The Page is a rare and very special orange (it's actually a cross between a Honeybell and a tangerine) with a taste that's just out of this world. Once you try one, you'll understand why those in the know order these again and again. You really can't buy the Page in stores; it's a bit on the small size and hard to grow commercially. We sell them because our customers adore the intense flavor.
These are littler guys, not big boys — more the size of a tangerine. They have a deep, reddish–orange peel.
This is where the Page shines! The rich, sweet, full taste of a Page is not like a common, grocery–store citrus. Many say they're the best–tasting, most delicious oranges you can buy. Some people actually find them a bit addictive!
You'll be amazed by how much juice is inside a Page. They make the best juice you've ever had.
Citrus lovers often prefer their fruit seedless so they can get to the sweet flesh that much faster. But with the Page, it's definitely worth the few moments it takes to get around a few seeds. The number will vary, by the way — some Pages may be seed–free, while others may have more than a few.
The Page Orange is an amazing eating orange, even with the seeds. They're thin–skinned, but still pretty easy to peel. Just treat them gently and with care, because these sweet, juicy little critters are a bit delicate.
Luckily for you, the Page Orange ripens early and has a long season — from November through February.
Page oranges are so delicious that most of us won't want to do something other than eat them out of hand as fast as we can get them. However, if you can stand to part with a few, Pages are actually one of the best juicing oranges out there. Try it and see. And because they have so much flavor and a good balance of sweetness and acidity, Page orange juice is also a good choice for recipes.
You should try Pages if your #1 goal when buying citrus is an incomparably full–flavored, soft and juicy fruit — a gourmet's top pick. Just remember that Page oranges do have seeds — but it's completely worth it.

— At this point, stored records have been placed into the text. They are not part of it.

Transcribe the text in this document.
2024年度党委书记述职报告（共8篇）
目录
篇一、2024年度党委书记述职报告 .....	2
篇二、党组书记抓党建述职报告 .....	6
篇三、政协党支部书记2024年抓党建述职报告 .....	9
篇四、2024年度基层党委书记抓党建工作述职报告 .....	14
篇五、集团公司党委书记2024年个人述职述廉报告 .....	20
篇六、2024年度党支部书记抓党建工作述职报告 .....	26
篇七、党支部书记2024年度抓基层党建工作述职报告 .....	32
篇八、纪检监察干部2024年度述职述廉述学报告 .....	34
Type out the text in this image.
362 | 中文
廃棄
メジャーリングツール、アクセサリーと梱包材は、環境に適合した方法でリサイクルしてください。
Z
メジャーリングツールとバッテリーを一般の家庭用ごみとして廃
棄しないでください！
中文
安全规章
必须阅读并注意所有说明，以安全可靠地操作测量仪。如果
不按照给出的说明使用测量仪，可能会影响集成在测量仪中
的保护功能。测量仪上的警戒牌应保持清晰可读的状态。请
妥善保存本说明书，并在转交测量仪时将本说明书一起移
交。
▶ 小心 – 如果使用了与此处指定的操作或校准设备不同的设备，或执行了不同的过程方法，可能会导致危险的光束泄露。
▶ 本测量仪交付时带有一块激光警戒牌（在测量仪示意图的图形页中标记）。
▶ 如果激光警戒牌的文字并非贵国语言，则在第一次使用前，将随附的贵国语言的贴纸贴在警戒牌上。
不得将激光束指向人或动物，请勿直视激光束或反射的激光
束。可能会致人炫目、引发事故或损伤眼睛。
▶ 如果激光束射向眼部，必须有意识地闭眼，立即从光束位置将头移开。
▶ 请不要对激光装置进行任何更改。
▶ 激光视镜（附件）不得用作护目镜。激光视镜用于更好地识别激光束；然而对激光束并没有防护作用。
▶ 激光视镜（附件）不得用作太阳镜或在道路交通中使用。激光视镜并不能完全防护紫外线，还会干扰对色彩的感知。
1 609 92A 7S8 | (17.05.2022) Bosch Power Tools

The peel texture of the Page changes from rough to smooth, depending on growing conditions.
Pages are three–quarters tangerine and one–quarter pommelo, a type of grapefruit.
The Page Orange is also considered a type of “tantangelo.” This funny name comes from the parentage of the fruit — "tan"–gerine, "tang"–erine, and pomm–"elo."
The Page was developed by the USDA in the early 1940s. Although many recognized the great eating potential of this fruit, its smaller size and finicky growing habits have made it rare and hard to find. Take the opportunity to enjoy one of Florida's best–kept citrus secrets!